Low‑bit training (here described as 1.58‑bit) reduces the numeric precision used during weight updates and activations, lowering storage and communication costs and enabling larger models to be trained on the same hardware. For domestic players in China, that can translate into running full‑size models on Ascend (昇腾) accelerators without relying on foreign GPUs. Open‑source delivery also accelerates auditability and wider adoption inside China’s research and developer community. But independent verification and reproducible benchmarks will be key: reports should be treated cautiously until results are published and peer reviewed.

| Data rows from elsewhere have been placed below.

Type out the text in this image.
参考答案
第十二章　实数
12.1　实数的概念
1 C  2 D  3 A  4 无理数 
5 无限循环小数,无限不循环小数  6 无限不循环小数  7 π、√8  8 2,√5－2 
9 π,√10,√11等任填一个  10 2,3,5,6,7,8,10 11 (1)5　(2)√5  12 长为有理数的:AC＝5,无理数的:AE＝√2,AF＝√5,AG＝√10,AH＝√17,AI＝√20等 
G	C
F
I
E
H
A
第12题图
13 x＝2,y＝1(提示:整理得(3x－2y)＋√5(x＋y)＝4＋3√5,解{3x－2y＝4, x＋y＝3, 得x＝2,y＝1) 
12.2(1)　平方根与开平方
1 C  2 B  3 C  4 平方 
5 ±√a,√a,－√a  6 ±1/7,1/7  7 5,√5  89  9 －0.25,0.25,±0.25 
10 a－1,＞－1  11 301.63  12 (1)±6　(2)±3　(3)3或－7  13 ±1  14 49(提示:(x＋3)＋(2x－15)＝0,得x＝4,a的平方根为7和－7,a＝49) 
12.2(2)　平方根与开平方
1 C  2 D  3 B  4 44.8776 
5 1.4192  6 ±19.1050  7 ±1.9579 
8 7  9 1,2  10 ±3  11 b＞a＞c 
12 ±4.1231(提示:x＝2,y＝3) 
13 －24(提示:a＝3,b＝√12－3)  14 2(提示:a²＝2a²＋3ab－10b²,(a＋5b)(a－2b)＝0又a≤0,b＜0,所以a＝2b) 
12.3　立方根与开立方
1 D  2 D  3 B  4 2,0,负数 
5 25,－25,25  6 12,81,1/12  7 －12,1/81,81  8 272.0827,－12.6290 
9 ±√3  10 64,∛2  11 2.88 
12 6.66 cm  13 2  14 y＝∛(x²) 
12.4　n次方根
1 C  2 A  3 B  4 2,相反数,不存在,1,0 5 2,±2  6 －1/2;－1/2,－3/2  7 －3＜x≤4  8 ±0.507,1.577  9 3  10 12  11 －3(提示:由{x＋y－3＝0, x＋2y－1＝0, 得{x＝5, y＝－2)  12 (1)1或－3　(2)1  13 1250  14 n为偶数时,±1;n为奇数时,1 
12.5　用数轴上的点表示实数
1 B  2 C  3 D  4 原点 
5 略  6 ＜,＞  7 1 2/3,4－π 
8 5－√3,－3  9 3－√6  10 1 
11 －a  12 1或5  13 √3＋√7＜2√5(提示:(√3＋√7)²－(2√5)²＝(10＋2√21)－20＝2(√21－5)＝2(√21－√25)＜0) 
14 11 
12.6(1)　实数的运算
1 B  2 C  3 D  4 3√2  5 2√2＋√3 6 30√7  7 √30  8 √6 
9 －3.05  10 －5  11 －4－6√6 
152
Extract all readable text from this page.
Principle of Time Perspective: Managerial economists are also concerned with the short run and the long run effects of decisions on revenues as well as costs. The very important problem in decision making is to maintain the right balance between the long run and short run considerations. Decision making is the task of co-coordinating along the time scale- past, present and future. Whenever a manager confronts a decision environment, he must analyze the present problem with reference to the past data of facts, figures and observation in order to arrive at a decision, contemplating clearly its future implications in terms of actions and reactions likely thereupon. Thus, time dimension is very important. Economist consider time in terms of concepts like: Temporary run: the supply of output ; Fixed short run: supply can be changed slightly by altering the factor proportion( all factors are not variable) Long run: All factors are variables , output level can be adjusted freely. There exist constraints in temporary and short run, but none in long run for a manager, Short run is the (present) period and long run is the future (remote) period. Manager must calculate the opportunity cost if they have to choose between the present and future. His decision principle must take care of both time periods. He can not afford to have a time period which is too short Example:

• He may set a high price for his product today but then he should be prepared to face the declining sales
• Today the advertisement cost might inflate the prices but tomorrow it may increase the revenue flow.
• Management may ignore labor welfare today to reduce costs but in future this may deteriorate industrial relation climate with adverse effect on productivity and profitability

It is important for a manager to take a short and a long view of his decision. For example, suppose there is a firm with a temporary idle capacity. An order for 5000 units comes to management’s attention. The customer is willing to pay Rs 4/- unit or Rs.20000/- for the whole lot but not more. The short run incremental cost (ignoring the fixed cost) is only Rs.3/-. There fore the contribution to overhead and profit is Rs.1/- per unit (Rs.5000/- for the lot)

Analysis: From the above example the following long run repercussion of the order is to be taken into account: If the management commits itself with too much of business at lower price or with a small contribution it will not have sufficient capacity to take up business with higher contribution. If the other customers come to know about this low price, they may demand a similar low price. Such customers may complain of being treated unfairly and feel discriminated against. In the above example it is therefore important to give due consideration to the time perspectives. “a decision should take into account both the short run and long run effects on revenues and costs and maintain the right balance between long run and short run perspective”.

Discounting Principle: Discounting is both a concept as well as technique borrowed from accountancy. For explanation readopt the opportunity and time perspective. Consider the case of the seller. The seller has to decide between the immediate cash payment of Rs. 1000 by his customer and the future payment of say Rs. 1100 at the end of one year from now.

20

Geopolitics and the AI supply chain

This development sits inside a broader strategic push: export controls and semiconductor trade tensions have nudged Chinese firms and researchers toward building a self‑reliant stack of chips, frameworks and models. Could innovations like BitCPM‑CANN change the balance of access to large‑model compute? Possibly — especially if low‑bit techniques make domestic accelerators more cost‑effective for state‑scale and commercial AI training. At the same time, international collaboration and transparency will determine whether such advances diffuse globally or stay contained behind national technology boundaries.

What to watch next

Researchers and industry watchers should look for code, training logs and benchmarked evaluation to corroborate the claim. It has been reported by domestic outlets; independent replication will answer whether this is a genuine step change or an incremental efficiency improvement. Either way, the story underscores how innovations in quantization and software are reshaping who can train state‑scale models — and where they can do it.